I have no idea how true the stories are, but legend has it that when supplies were dropped on some Melanesian islands during WWII, some locals took to replicating runway signs in order to further please the “gods” that were dropping them. They reportedly thought that making landing strips caused laden airplanes to visit. Richard Feynman later turned this into a metaphor about scientific theory – that if you don’t understand what you’re doing deeply, you may be fooling yourself.
I’d like to be a little bit more forgiving of adherents of technological cargo cults. Because the world around us is very complicated, we often just take things as they are rather than understanding them deeply, because there’s simply only so deep you can go into so many fields.
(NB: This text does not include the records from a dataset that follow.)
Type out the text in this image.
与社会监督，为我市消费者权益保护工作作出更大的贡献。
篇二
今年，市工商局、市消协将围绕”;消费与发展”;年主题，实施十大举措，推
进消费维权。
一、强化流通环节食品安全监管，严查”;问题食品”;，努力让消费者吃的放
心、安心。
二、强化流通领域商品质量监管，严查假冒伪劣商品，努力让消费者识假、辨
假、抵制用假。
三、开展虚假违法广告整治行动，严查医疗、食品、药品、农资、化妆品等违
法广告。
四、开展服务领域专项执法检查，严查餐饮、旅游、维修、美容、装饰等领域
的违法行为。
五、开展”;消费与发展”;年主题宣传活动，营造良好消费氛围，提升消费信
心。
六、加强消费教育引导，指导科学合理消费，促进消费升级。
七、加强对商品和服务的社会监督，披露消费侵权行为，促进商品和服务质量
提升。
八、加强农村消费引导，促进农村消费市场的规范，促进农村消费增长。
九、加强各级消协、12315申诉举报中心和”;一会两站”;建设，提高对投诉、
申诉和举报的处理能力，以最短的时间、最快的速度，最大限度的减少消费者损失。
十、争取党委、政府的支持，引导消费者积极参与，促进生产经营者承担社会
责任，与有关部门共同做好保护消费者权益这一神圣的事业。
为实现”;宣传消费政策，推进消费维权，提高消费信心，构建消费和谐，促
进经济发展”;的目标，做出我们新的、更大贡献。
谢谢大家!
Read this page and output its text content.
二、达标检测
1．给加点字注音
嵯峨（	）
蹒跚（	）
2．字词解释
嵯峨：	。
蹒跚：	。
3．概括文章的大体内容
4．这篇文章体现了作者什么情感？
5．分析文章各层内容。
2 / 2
Is someone who doesn’t know the i386 machine language cargo-culting their way through a job as a web backend developer? Probably not. But from the perspective of an assembly-language programmer, any of us who write in compiled or interpreted programming languages are cargo-culting coding. You don’t need to understand a cell phone to dial home, but can you really say that you understand everything about how one works? Or are you just going through the motions?
So while some reliance on metaphor and “well, it worked last time” is perfectly normal, I think noticing when you cargo-cult is also healthy. It should also be a warning sign, or at least a flag to remind yourself that there may be dragons here. Or maybe just a buried learning opportunity, the X that marks the spot where digging deeper might be productive.